Sites de apostas e caça-níqueis online, regularizados pela Paraíba e pelo Rio de Janeiro, estão operando além dos limites territoriais estabelecidos pela legislação federal. Uma reportagem do g1 testou seis plataformas e constatou que foi possível realizar apostas a partir de São Paulo, mesmo com os sites tendo autorização dos estados da Paraíba e do Rio de Janeiro.
O que diz a lei
A Lei nº 14.790, de 2023, autoriza a União, os estados e o Distrito Federal a explorar serviços de loterias, apostas de quota fixa e cassinos online. No entanto, o Art. 35-A da lei estabelece que a exploração deve ocorrer “no âmbito de seus territórios”. Isso significa que um apostador residente em São Paulo, por exemplo, não deveria conseguir apostar em plataformas autorizadas no Rio de Janeiro ou na Paraíba.
De acordo com Luiz César Loques, pesquisador da Fundação Getúlio Vargas (FGV) Direito Rio e autor do livro “Direito e regulação das apostas no Brasil”, essa prática é irregular. “O primeiro problema é a concorrência desleal e uma possível ‘guerra’ entre os estados, o que não é bem-vindo. Se um estado não respeita o limite de geolocalização de outro, cria-se um incentivo para o descumprimento da regra”, explica o especialista.
Loques também aponta que as empresas podem estar cometendo infrações administrativas ao permitir o acesso e apostas de usuários de outros estados, além de violarem os termos de contrato.
Fiscalização e responsabilidade
Telma Rocha Lisowski, professora de Direito Constitucional e Direito Administrativo na Universidade Presbiteriana Mackenzie, ressalta que cabe aos estados fiscalizar o cumprimento das regras pelas empresas autorizadas. “Os estados podem criar leis e decretos definindo como os serviços de apostas funcionarão e estabelecer penalidades em caso de descumprimento”, afirma.
A Secretaria de Prêmios e Apostas (SAP), do Ministério da Fazenda, informou que a responsabilidade de garantir o cumprimento da regra é de cada ente federativo. Em caso de descumprimento, a SAP notifica a União ou os estados para que tomem providências, podendo acionar a Advocacia Geral da União para medidas judiciais.
O que foi testado
O g1 testou o acesso a 52 sites de bets e caça-níqueis estaduais e conseguiu fazer apostas em seis deles: quatro sites da Paraíba e dois do Rio de Janeiro.

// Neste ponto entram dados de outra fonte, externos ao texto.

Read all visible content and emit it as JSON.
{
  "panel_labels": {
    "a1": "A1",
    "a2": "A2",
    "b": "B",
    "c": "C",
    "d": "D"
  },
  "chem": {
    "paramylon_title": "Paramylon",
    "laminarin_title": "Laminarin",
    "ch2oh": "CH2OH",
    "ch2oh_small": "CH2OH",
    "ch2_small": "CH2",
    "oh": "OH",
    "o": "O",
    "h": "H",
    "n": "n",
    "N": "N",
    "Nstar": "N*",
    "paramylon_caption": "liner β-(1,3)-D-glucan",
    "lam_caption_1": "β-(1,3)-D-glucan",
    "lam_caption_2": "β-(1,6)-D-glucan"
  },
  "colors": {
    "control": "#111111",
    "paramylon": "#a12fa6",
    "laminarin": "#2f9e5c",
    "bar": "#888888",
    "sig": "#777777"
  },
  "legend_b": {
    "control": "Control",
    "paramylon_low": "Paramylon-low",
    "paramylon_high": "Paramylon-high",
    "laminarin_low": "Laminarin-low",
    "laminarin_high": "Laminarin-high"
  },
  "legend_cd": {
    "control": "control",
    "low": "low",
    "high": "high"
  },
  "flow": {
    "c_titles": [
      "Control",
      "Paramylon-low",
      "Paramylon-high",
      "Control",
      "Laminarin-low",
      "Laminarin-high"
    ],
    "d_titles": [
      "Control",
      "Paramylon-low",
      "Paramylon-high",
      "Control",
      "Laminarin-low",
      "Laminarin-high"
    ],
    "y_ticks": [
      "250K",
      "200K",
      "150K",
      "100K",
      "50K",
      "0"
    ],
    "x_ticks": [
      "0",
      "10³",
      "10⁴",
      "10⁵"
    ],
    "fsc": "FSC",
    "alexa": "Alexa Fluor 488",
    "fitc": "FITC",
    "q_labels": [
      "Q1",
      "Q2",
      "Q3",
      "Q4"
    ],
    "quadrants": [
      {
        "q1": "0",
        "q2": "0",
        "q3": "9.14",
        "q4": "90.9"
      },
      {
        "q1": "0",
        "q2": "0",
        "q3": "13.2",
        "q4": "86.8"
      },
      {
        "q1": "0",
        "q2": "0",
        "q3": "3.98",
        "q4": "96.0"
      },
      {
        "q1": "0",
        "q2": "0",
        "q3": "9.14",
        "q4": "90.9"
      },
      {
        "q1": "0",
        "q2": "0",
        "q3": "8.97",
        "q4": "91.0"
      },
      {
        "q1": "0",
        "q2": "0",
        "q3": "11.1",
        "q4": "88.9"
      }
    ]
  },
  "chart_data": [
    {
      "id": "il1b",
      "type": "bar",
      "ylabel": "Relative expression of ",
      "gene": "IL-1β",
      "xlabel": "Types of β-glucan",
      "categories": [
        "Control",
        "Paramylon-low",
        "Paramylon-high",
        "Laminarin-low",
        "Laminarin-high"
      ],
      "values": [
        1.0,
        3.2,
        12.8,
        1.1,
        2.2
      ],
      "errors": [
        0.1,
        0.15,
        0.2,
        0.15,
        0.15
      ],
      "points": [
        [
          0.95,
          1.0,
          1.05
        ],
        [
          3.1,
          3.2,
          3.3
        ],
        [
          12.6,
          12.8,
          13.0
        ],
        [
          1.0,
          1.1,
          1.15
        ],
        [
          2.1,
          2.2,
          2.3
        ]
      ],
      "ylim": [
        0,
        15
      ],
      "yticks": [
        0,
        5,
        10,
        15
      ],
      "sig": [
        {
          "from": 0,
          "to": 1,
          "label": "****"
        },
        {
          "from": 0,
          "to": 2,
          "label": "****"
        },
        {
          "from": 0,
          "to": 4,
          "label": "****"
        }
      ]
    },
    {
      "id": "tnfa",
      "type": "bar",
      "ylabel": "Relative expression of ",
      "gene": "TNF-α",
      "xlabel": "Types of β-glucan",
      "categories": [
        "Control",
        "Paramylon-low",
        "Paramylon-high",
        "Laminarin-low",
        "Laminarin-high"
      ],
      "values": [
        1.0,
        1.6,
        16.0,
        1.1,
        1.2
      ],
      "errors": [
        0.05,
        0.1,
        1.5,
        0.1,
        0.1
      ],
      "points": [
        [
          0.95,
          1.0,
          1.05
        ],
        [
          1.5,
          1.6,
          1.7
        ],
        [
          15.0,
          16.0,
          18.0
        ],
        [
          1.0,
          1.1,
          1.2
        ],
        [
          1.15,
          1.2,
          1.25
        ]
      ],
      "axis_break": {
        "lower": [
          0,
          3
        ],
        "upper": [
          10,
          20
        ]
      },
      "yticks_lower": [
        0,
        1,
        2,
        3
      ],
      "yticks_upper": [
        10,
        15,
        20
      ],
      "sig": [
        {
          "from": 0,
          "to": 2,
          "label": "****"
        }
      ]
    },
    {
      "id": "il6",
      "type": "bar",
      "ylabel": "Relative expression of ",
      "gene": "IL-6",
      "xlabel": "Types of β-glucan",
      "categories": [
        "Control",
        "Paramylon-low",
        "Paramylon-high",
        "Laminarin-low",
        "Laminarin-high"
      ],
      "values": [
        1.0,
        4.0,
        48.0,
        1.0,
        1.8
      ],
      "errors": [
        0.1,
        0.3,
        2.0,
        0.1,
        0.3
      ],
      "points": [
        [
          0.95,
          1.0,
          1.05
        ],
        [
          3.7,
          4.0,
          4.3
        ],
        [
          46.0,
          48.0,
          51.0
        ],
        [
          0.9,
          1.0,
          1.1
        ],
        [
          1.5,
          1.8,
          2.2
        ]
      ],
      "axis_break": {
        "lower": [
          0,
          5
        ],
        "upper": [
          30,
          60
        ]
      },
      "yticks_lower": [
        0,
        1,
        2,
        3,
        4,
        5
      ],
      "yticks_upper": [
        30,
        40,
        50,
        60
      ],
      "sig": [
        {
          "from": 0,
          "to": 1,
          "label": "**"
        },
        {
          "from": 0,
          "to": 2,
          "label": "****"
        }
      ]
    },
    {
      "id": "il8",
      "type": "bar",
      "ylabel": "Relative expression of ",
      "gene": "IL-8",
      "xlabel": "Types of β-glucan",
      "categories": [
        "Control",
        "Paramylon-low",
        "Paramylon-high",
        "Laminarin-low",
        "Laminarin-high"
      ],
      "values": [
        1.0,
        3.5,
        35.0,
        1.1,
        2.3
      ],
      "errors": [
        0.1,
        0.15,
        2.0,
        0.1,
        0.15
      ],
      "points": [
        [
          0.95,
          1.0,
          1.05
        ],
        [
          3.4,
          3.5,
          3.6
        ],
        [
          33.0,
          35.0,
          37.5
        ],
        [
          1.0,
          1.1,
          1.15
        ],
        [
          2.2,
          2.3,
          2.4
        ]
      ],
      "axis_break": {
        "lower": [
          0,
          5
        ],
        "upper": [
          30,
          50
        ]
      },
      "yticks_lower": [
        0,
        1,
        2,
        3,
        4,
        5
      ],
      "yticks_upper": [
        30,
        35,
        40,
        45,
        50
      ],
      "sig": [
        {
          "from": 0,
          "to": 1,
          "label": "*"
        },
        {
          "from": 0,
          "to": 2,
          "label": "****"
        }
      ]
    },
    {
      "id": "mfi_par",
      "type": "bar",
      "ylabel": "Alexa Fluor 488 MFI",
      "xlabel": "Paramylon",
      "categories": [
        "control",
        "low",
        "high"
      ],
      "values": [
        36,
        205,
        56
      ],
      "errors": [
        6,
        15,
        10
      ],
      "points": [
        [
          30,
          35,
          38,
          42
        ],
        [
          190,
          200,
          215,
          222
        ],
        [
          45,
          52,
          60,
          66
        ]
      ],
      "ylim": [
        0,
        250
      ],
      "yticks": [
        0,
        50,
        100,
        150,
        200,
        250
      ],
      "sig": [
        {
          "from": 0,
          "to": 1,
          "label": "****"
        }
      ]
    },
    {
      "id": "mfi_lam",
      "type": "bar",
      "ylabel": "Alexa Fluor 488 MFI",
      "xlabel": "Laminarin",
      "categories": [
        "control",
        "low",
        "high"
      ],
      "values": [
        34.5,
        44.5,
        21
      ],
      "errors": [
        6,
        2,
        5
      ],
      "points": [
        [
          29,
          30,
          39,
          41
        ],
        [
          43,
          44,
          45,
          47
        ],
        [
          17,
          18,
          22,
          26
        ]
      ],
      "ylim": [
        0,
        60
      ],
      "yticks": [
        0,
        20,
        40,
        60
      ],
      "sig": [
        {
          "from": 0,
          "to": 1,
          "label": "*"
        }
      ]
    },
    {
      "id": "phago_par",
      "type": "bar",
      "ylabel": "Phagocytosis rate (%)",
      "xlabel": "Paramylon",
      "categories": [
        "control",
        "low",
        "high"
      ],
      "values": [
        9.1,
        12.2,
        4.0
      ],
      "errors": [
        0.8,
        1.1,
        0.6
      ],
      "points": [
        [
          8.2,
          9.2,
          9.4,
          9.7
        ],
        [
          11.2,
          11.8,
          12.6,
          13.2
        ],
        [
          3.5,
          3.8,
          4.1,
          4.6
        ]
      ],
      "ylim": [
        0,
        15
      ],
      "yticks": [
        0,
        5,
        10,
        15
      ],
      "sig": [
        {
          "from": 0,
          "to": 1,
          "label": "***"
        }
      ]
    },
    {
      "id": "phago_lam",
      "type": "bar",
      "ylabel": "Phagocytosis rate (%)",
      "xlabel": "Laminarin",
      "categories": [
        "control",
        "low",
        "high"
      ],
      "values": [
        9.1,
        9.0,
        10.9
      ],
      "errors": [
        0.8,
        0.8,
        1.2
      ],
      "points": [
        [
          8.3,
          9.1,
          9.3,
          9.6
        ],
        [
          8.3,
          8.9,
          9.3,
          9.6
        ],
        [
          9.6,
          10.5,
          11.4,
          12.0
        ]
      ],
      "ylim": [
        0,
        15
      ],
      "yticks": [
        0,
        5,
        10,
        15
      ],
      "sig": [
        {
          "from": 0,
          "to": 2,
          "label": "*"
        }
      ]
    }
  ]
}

Foram realizados depósitos mínimos, totalizando R$ 80, em apostas de valores entre R$ 2 e R$ 7 em partidas de futebol.
A Loteria do Estado da Paraíba (Lotep) informou que mantém “rotina permanente de acompanhamento e fiscalização” e instaura procedimentos para apurar irregularidades. Já o governo do Rio de Janeiro não se pronunciou até a publicação desta reportagem.
Outros oito sites foram acessados de São Paulo, mas o cadastro e as apostas foram bloqueados devido à identificação da localização do apostador. Governos de Sergipe e Paraná afirmaram que seus sites possuem mecanismos para impedir apostas de fora dos estados, embora o acesso seja liberado para saques de valores ganhos.
Outros estados e bets municipais
Além do Rio de Janeiro e da Paraíba, os estados do Paraná, Sergipe e Tocantins possuem bets próprias em funcionamento. Maranhão e Minas Gerais têm plataformas de jogos online, mas não oferecem apostas esportivas. Ao todo, 17 estados já aprovaram leis para liberar apostas online.
Ainda, ao menos 70 cidades brasileiras aprovaram leis para explorar jogos online em nível municipal. A bet de Bodó (RN) foi a primeira a entrar em operação, mas teve seus serviços suspensos devido a um imbróglio legal com o governo federal.